Correspondence analysis

Correspondence Analysis (CA) is the PCA equivalent for contingency tables. It finds a low-dimensional representation of the rows and columns of a two-way frequency table that preserves the chi-square distances between profiles. The result is a biplot where rows and columns close to each other are associated, and rows or columns near the origin have unremarkable profiles.

The contingency table and profiles

CA starts with a contingency table \(\mathbf{N}\) of size \(I \times J\), where \(n_{ij}\) is the frequency of row category \(i\) and column category \(j\). Define:

  • \(n = \sum_{i,j} n_{ij}\): grand total.
  • \(\mathbf{P} = \mathbf{N}/n\): correspondence matrix (relative frequencies).
  • \(r_i = \sum_j p_{ij}\): row marginals.
  • \(c_j = \sum_i p_{ij}\): column marginals.

The row profile of row \(i\) is \(\mathbf{f}_i = (p_{i1}/r_i, \ldots, p_{iJ}/r_i)\): the conditional distribution of columns given row \(i\). The column profile of column \(j\) is \(\mathbf{g}_j = (p_{1j}/c_j, \ldots, p_{Ij}/c_j)\).

CA finds coordinates for rows and columns such that:

  1. Rows (columns) with similar profiles are close together.
  2. The distance used is the chi-square distance, which weights each column (row) by the inverse of its marginal frequency, giving more weight to rare categories.

The chi-square distance between rows \(i\) and \(i'\):

\[d^2_\chi(i,i') = \sum_j \frac{1}{c_j}\left(\frac{p_{ij}}{r_i} - \frac{p_{i'j}}{r_{i'}}\right)^2\]

SVD decomposition

CA applies SVD to the matrix of standardized residuals:

\[s_{ij} = \frac{p_{ij} - r_i c_j}{\sqrt{r_i c_j}}\]

The numerator \(p_{ij} - r_i c_j\) is the deviation from independence: if rows and columns were independent, the expected proportion would be \(r_i c_j\). The denominator standardizes by the expected count.

\[\mathbf{S} = \mathbf{U}\boldsymbol{\Sigma}\mathbf{V}^T\]

The row coordinates (scores) are \(\mathbf{F} = \mathbf{D}_r^{-1/2}\mathbf{U}\boldsymbol{\Sigma}\) and the column coordinates are \(\mathbf{G} = \mathbf{D}_c^{-1/2}\mathbf{V}\boldsymbol{\Sigma}\), where \(\mathbf{D}_r\) and \(\mathbf{D}_c\) are diagonal matrices of row and column marginals.

The squared singular values \(\sigma_k^2\) are the principal inertias: they measure how much of the total chi-square statistic is captured by each dimension. The total inertia equals \(\chi^2/n\), where \(\chi^2\) is the chi-square statistic for the contingency table.

Example: smoking habits by job

A survey records smoking habits (None, Light, Medium, Heavy) by job category (Senior Manager, Junior Manager, Senior Employee, Junior Employee, Secretary).
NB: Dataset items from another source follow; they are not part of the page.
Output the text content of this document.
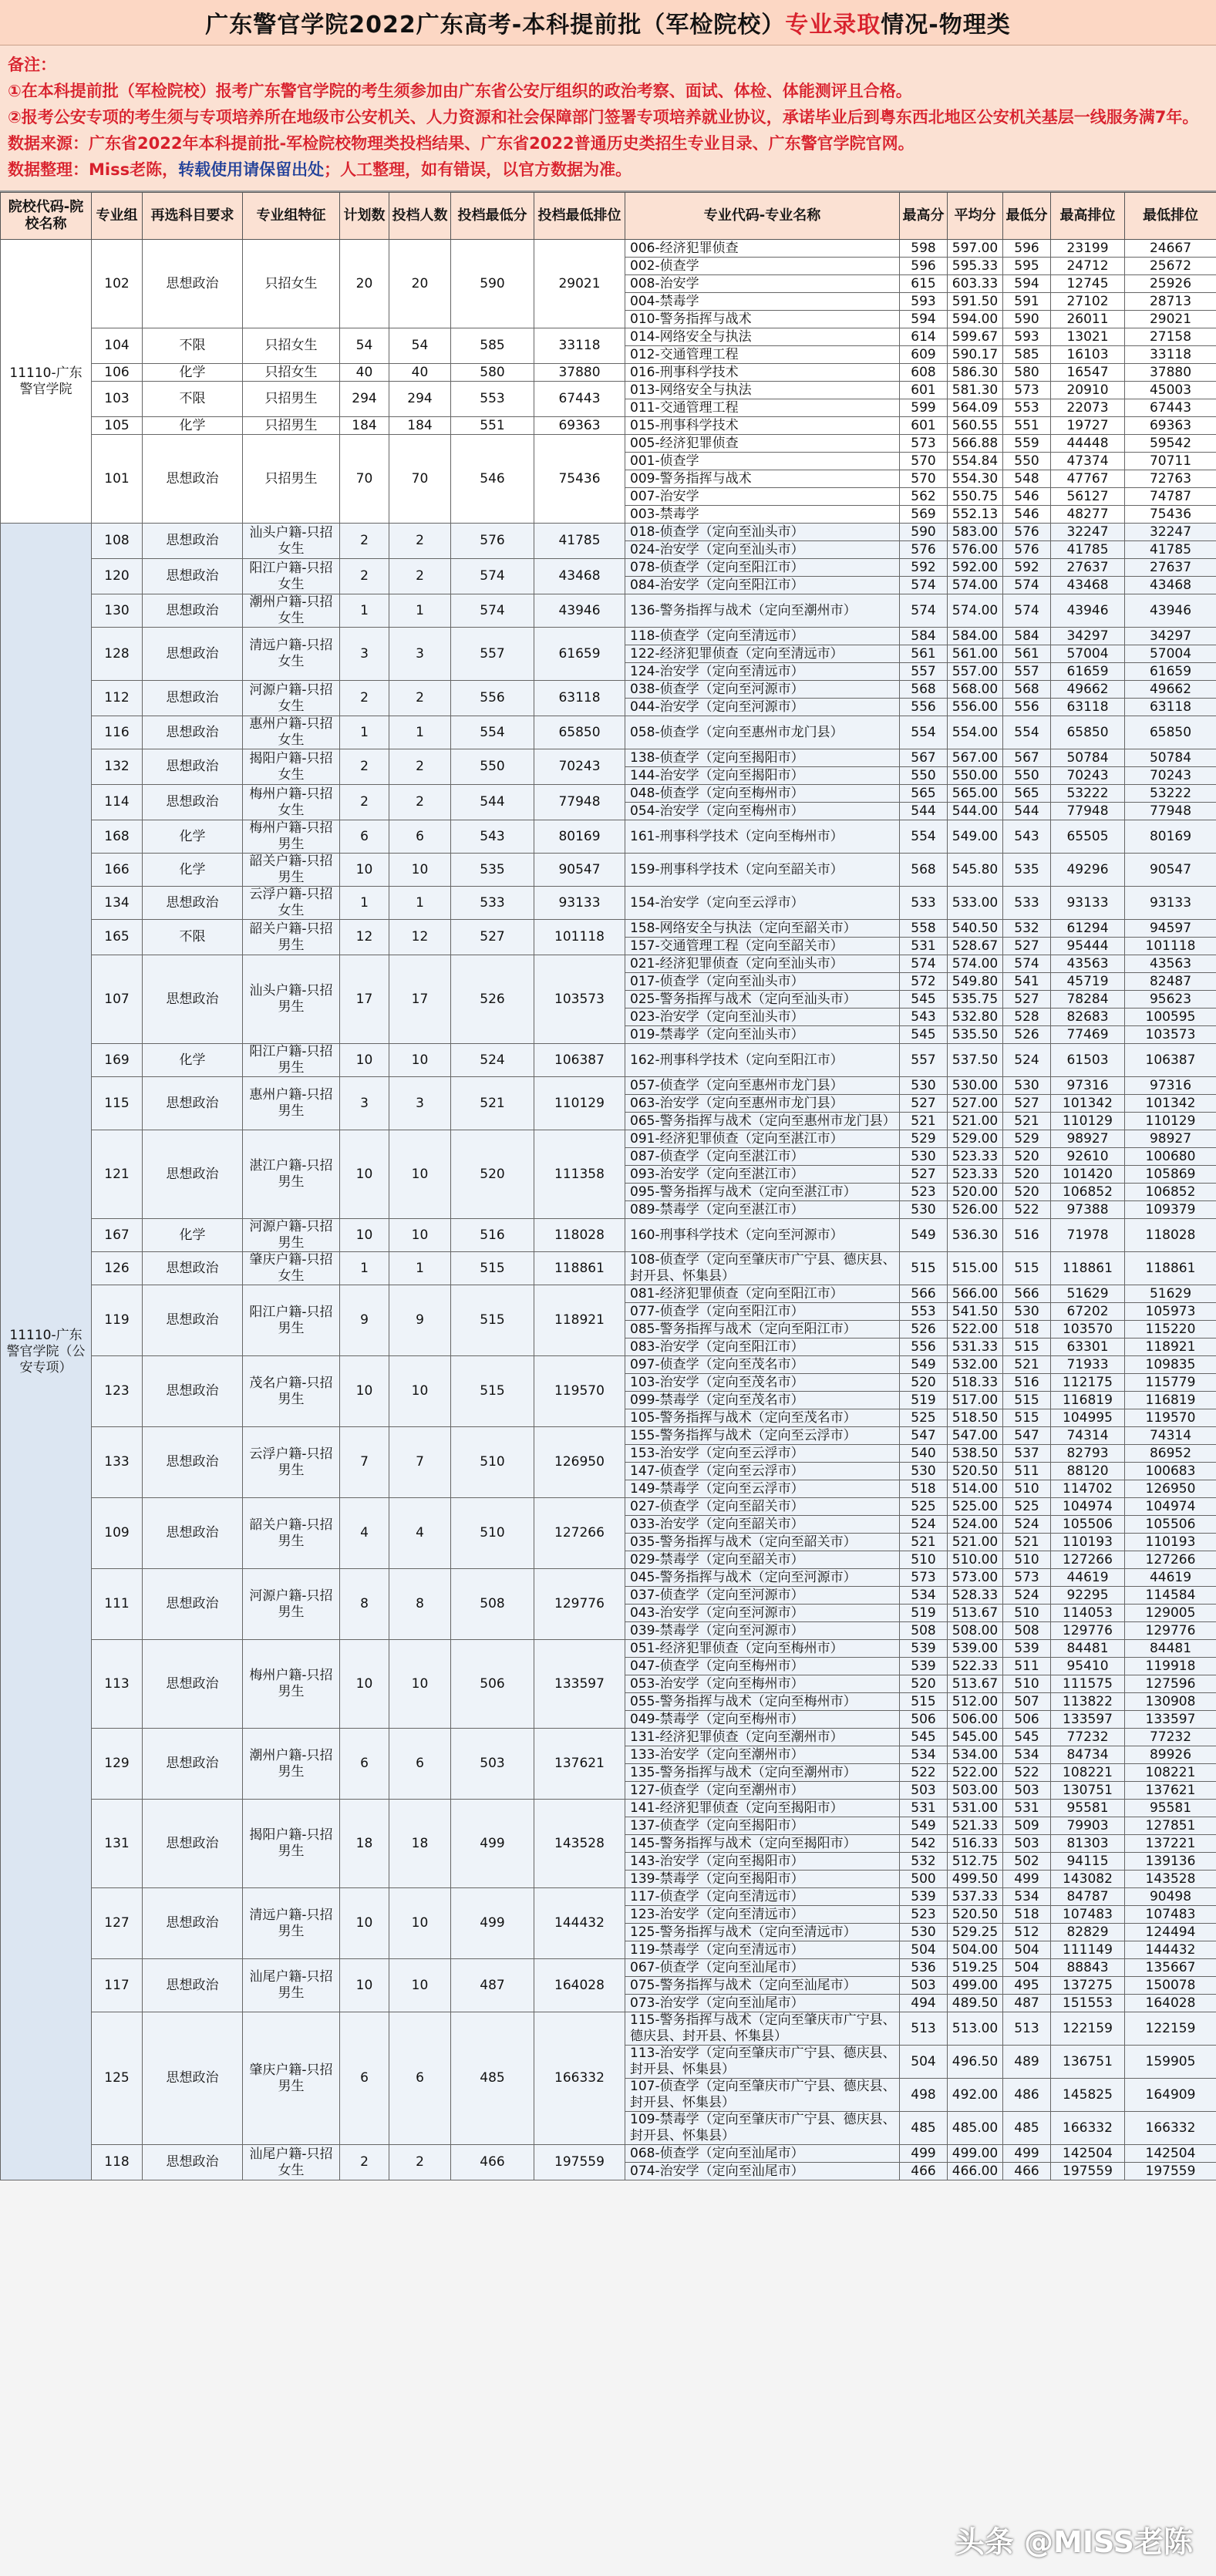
广东警官学院2022广东高考-本科提前批（军检院校） 专业录取 情况-物理类
备注：
①在本科提前批（军检院校）报考广东警官学院的考生须参加由广东省公安厅组织的政治考察、面试、体检、体能测评且合格。
②报考公安专项的考生须与专项培养所在地级市公安机关、人力资源和社会保障部门签署专项培养就业协议，承诺毕业后到粤东西北地区公安机关基层一线服务满7年。
数据来源：广东省2022年本科提前批-军检院校物理类投档结果、广东省2022普通历史类招生专业目录、广东警官学院官网。
数据整理：Miss老陈，转载使用请保留出处；人工整理，如有错误，以官方数据为准。
院校代码-院校名称	专业组	再选科目要求	专业组特征	计划数	投档人数	投档最低分	投档最低排位	专业代码-专业名称	最高分	平均分	最低分	最高排位	最低排位
11110-广东警官学院	102	思想政治	只招女生	20	20	590	29021	006-经济犯罪侦查	598	597.00	596	23199	24667
								002-侦查学	596	595.33	595	24712	25672
								008-治安学	615	603.33	594	12745	25926
								004-禁毒学	593	591.50	591	27102	28713
								010-警务指挥与战术	594	594.00	590	26011	29021
	104	不限	只招女生	54	54	585	33118	014-网络安全与执法	614	599.67	593	13021	27158
								012-交通管理工程	609	590.17	585	16103	33118
	106	化学	只招女生	40	40	580	37880	016-刑事科学技术	608	586.30	580	16547	37880
	103	不限	只招男生	294	294	553	67443	013-网络安全与执法	601	581.30	573	20910	45003
								011-交通管理工程	599	564.09	553	22073	67443
	105	化学	只招男生	184	184	551	69363	015-刑事科学技术	601	560.55	551	19727	69363
	101	思想政治	只招男生	70	70	546	75436	005-经济犯罪侦查	573	566.88	559	44448	59542
								001-侦查学	570	554.84	550	47374	70711
								009-警务指挥与战术	570	554.30	548	47767	72763
								007-治安学	562	550.75	546	56127	74787
								003-禁毒学	569	552.13	546	48277	75436
11110-广东警官学院（公安专项）	108	思想政治	汕头户籍-只招女生	2	2	576	41785	018-侦查学（定向至汕头市）	590	583.00	576	32247	32247
								024-治安学（定向至汕头市）	576	576.00	576	41785	41785
	120	思想政治	阳江户籍-只招女生	2	2	574	43468	078-侦查学（定向至阳江市）	592	592.00	592	27637	27637
								084-治安学（定向至阳江市）	574	574.00	574	43468	43468
	130	思想政治	潮州户籍-只招女生	1	1	574	43946	136-警务指挥与战术（定向至潮州市）	574	574.00	574	43946	43946
	128	思想政治	清远户籍-只招女生	3	3	557	61659	118-侦查学（定向至清远市）	584	584.00	584	34297	34297
								122-经济犯罪侦查（定向至清远市）	561	561.00	561	57004	57004
								124-治安学（定向至清远市）	557	557.00	557	61659	61659
	112	思想政治	河源户籍-只招女生	2	2	556	63118	038-侦查学（定向至河源市）	568	568.00	568	49662	49662
								044-治安学（定向至河源市）	556	556.00	556	63118	63118
	116	思想政治	惠州户籍-只招女生	1	1	554	65850	058-侦查学（定向至惠州市龙门县）	554	554.00	554	65850	65850
	132	思想政治	揭阳户籍-只招女生	2	2	550	70243	138-侦查学（定向至揭阳市）	567	567.00	567	50784	50784
								144-治安学（定向至揭阳市）	550	550.00	550	70243	70243
	114	思想政治	梅州户籍-只招女生	2	2	544	77948	048-侦查学（定向至梅州市）	565	565.00	565	53222	53222
								054-治安学（定向至梅州市）	544	544.00	544	77948	77948
	168	化学	梅州户籍-只招男生	6	6	543	80169	161-刑事科学技术（定向至梅州市）	554	549.00	543	65505	80169
	166	化学	韶关户籍-只招男生	10	10	535	90547	159-刑事科学技术（定向至韶关市）	568	545.80	535	49296	90547
	134	思想政治	云浮户籍-只招女生	1	1	533	93133	154-治安学（定向至云浮市）	533	533.00	533	93133	93133
	165	不限	韶关户籍-只招男生	12	12	527	101118	158-网络安全与执法（定向至韶关市）	558	540.50	532	61294	94597
								157-交通管理工程（定向至韶关市）	531	528.67	527	95444	101118
	107	思想政治	汕头户籍-只招男生	17	17	526	103573	021-经济犯罪侦查（定向至汕头市）	574	574.00	574	43563	43563
								017-侦查学（定向至汕头市）	572	549.80	541	45719	82487
								025-警务指挥与战术（定向至汕头市）	545	535.75	527	78284	95623
								023-治安学（定向至汕头市）	543	532.80	528	82683	100595
								019-禁毒学（定向至汕头市）	545	535.50	526	77469	103573
	169	化学	阳江户籍-只招男生	10	10	524	106387	162-刑事科学技术（定向至阳江市）	557	537.50	524	61503	106387
	115	思想政治	惠州户籍-只招男生	3	3	521	110129	057-侦查学（定向至惠州市龙门县）	530	530.00	530	97316	97316
								063-治安学（定向至惠州市龙门县）	527	527.00	527	101342	101342
								065-警务指挥与战术（定向至惠州市龙门县）	521	521.00	521	110129	110129
	121	思想政治	湛江户籍-只招男生	10	10	520	111358	091-经济犯罪侦查（定向至湛江市）	529	529.00	529	98927	98927
								087-侦查学（定向至湛江市）	530	523.33	520	92610	100680
								093-治安学（定向至湛江市）	527	523.33	520	101420	105869
								095-警务指挥与战术（定向至湛江市）	523	520.00	520	106852	106852
								089-禁毒学（定向至湛江市）	530	526.00	522	97388	109379
	167	化学	河源户籍-只招男生	10	10	516	118028	160-刑事科学技术（定向至河源市）	549	536.30	516	71978	118028
	126	思想政治	肇庆户籍-只招女生	1	1	515	118861	108-侦查学（定向至肇庆市广宁县、德庆县、封开县、怀集县）	515	515.00	515	118861	118861
	119	思想政治	阳江户籍-只招男生	9	9	515	118921	081-经济犯罪侦查（定向至阳江市）	566	566.00	566	51629	51629
								077-侦查学（定向至阳江市）	553	541.50	530	67202	105973
								085-警务指挥与战术（定向至阳江市）	526	522.00	518	103570	115220
								083-治安学（定向至阳江市）	556	531.33	515	63301	118921
	123	思想政治	茂名户籍-只招男生	10	10	515	119570	097-侦查学（定向至茂名市）	549	532.00	521	71933	109835
								103-治安学（定向至茂名市）	520	518.33	516	112175	115779
								099-禁毒学（定向至茂名市）	519	517.00	515	116819	116819
								105-警务指挥与战术（定向至茂名市）	525	518.50	515	104995	119570
	133	思想政治	云浮户籍-只招男生	7	7	510	126950	155-警务指挥与战术（定向至云浮市）	547	547.00	547	74314	74314
								153-治安学（定向至云浮市）	540	538.50	537	82793	86952
								147-侦查学（定向至云浮市）	530	520.50	511	88120	100683
								149-禁毒学（定向至云浮市）	518	514.00	510	114702	126950
	109	思想政治	韶关户籍-只招男生	4	4	510	127266	027-侦查学（定向至韶关市）	525	525.00	525	104974	104974
								033-治安学（定向至韶关市）	524	524.00	524	105506	105506
								035-警务指挥与战术（定向至韶关市）	521	521.00	521	110193	110193
								029-禁毒学（定向至韶关市）	510	510.00	510	127266	127266
	111	思想政治	河源户籍-只招男生	8	8	508	129776	045-警务指挥与战术（定向至河源市）	573	573.00	573	44619	44619
								037-侦查学（定向至河源市）	534	528.33	524	92295	114584
								043-治安学（定向至河源市）	519	513.67	510	114053	129005
								039-禁毒学（定向至河源市）	508	508.00	508	129776	129776
	113	思想政治	梅州户籍-只招男生	10	10	506	133597	051-经济犯罪侦查（定向至梅州市）	539	539.00	539	84481	84481
								047-侦查学（定向至梅州市）	539	522.33	511	95410	119918
								053-治安学（定向至梅州市）	520	513.67	510	111575	127596
								055-警务指挥与战术（定向至梅州市）	515	512.00	507	113822	130908
								049-禁毒学（定向至梅州市）	506	506.00	506	133597	133597
	129	思想政治	潮州户籍-只招男生	6	6	503	137621	131-经济犯罪侦查（定向至潮州市）	545	545.00	545	77232	77232
								133-治安学（定向至潮州市）	534	534.00	534	84734	89926
								135-警务指挥与战术（定向至潮州市）	522	522.00	522	108221	108221
								127-侦查学（定向至潮州市）	503	503.00	503	130751	137621
	131	思想政治	揭阳户籍-只招男生	18	18	499	143528	141-经济犯罪侦查（定向至揭阳市）	531	531.00	531	95581	95581
								137-侦查学（定向至揭阳市）	549	521.33	509	79903	127851
								145-警务指挥与战术（定向至揭阳市）	542	516.33	503	81303	137221
								143-治安学（定向至揭阳市）	532	512.75	502	94115	139136
								139-禁毒学（定向至揭阳市）	500	499.50	499	143082	143528
	127	思想政治	清远户籍-只招男生	10	10	499	144432	117-侦查学（定向至清远市）	539	537.33	534	84787	90498
								123-治安学（定向至清远市）	523	520.50	518	107483	107483
								125-警务指挥与战术（定向至清远市）	530	529.25	512	82829	124494
								119-禁毒学（定向至清远市）	504	504.00	504	111149	144432
	117	思想政治	汕尾户籍-只招男生	10	10	487	164028	067-侦查学（定向至汕尾市）	536	519.25	504	88843	135667
								075-警务指挥与战术（定向至汕尾市）	503	499.00	495	137275	150078
								073-治安学（定向至汕尾市）	494	489.50	487	151553	164028
	125	思想政治	肇庆户籍-只招男生	6	6	485	166332	115-警务指挥与战术（定向至肇庆市广宁县、德庆县、封开县、怀集县）	513	513.00	513	122159	122159
								113-治安学（定向至肇庆市广宁县、德庆县、封开县、怀集县）	504	496.50	489	136751	159905
								107-侦查学（定向至肇庆市广宁县、德庆县、封开县、怀集县）	498	492.00	486	145825	164909
								109-禁毒学（定向至肇庆市广宁县、德庆县、封开县、怀集县）	485	485.00	485	166332	166332
	118	思想政治	汕尾户籍-只招女生	2	2	466	197559	068-侦查学（定向至汕尾市）	499	499.00	499	142504	142504
								074-治安学（定向至汕尾市）	466	466.00	466	197559	197559
头条 @MISS老陈
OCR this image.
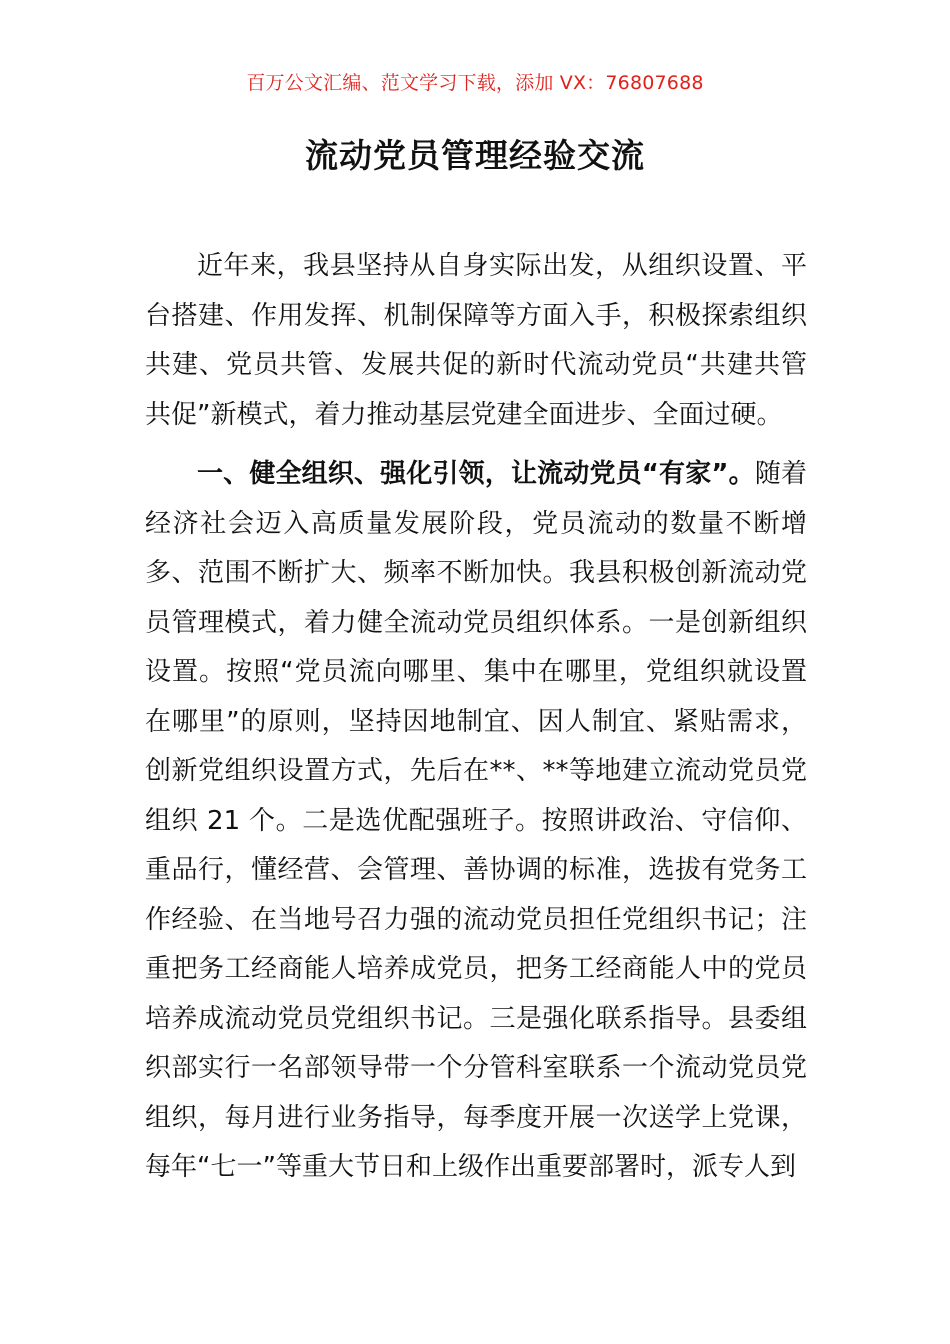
百万公文汇编、范文学习下载，添加 VX：76807688
流动党员管理经验交流

近年来，我县坚持从自身实际出发，从组织设置、平台搭建、作用发挥、机制保障等方面入手，积极探索组织共建、党员共管、发展共促的新时代流动党员“共建共管共促”新模式，着力推动基层党建全面进步、全面过硬。

一、健全组织、强化引领，让流动党员“有家”。随着经济社会迈入高质量发展阶段，党员流动的数量不断增多、范围不断扩大、频率不断加快。我县积极创新流动党员管理模式，着力健全流动党员组织体系。一是创新组织设置。按照“党员流向哪里、集中在哪里，党组织就设置在哪里”的原则，坚持因地制宜、因人制宜、紧贴需求，创新党组织设置方式，先后在**、**等地建立流动党员党组织 21 个。二是选优配强班子。按照讲政治、守信仰、重品行，懂经营、会管理、善协调的标准，选拔有党务工作经验、在当地号召力强的流动党员担任党组织书记；注重把务工经商能人培养成党员，把务工经商能人中的党员培养成流动党员党组织书记。三是强化联系指导。县委组织部实行一名部领导带一个分管科室联系一个流动党员党组织，每月进行业务指导，每季度开展一次送学上党课，每年“七一”等重大节日和上级作出重要部署时，派专人到
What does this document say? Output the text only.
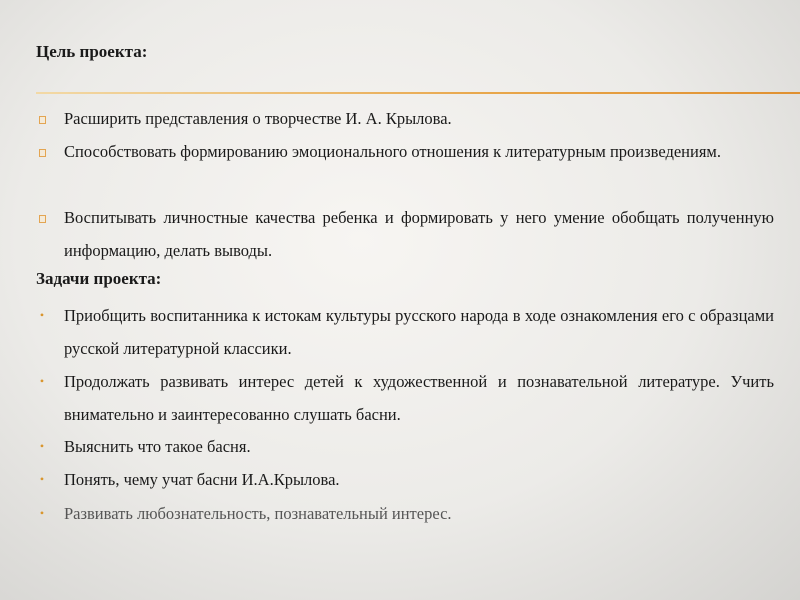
Цель проекта:
Расширить представления о творчестве И. А. Крылова.
Способствовать формированию эмоционального отношения к литературным произведениям.
Воспитывать личностные качества ребенка и формировать у него умение обобщать полученную информацию, делать выводы.
Задачи проекта:
• Приобщить воспитанника к истокам культуры русского народа в ходе ознакомления его с образцами русской литературной классики.
• Продолжать развивать интерес детей к художественной и познавательной литературе. Учить внимательно и заинтересованно слушать басни.
• Выяснить что такое басня.
• Понять, чему учат басни И.А.Крылова.
• Развивать любознательность, познавательный интерес.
Correspondence analysis biplot showing smoking habits by job category with rows and columns in the same space

SM = Senior Manager, JM = Junior Manager, SE = Senior Employee, JE = Junior Employee, SC = Secretary. Junior Employees appear close to Heavy smoking; Senior Managers are closer to None. The first dimension separates light from heavy smokers; the second separates managerial from non-managerial roles.

Inertia and how many dimensions

Total inertia = \(\chi^2/n\): measures the total association between rows and columns. Zero inertia means rows and columns are independent. High inertia means strong association.

Each dimension captures a fraction of the total inertia (analogous to explained variance in PCA). A scree plot of the principal inertias helps decide how many dimensions to retain.

Scree plot of CA inertia showing how much association is captured by each dimension

Reading the biplot

Three rules for interpreting a CA biplot:

Rule 1: rows close together have similar column profiles. Two job categories close together have similar smoking distributions.

Rule 2: columns close together appear in similar row profiles. Two smoking levels close together tend to characterize the same job categories.

Rule 3: a row point near a column point indicates association. A job category near “Heavy” means that category over-represents heavy smokers relative to the average.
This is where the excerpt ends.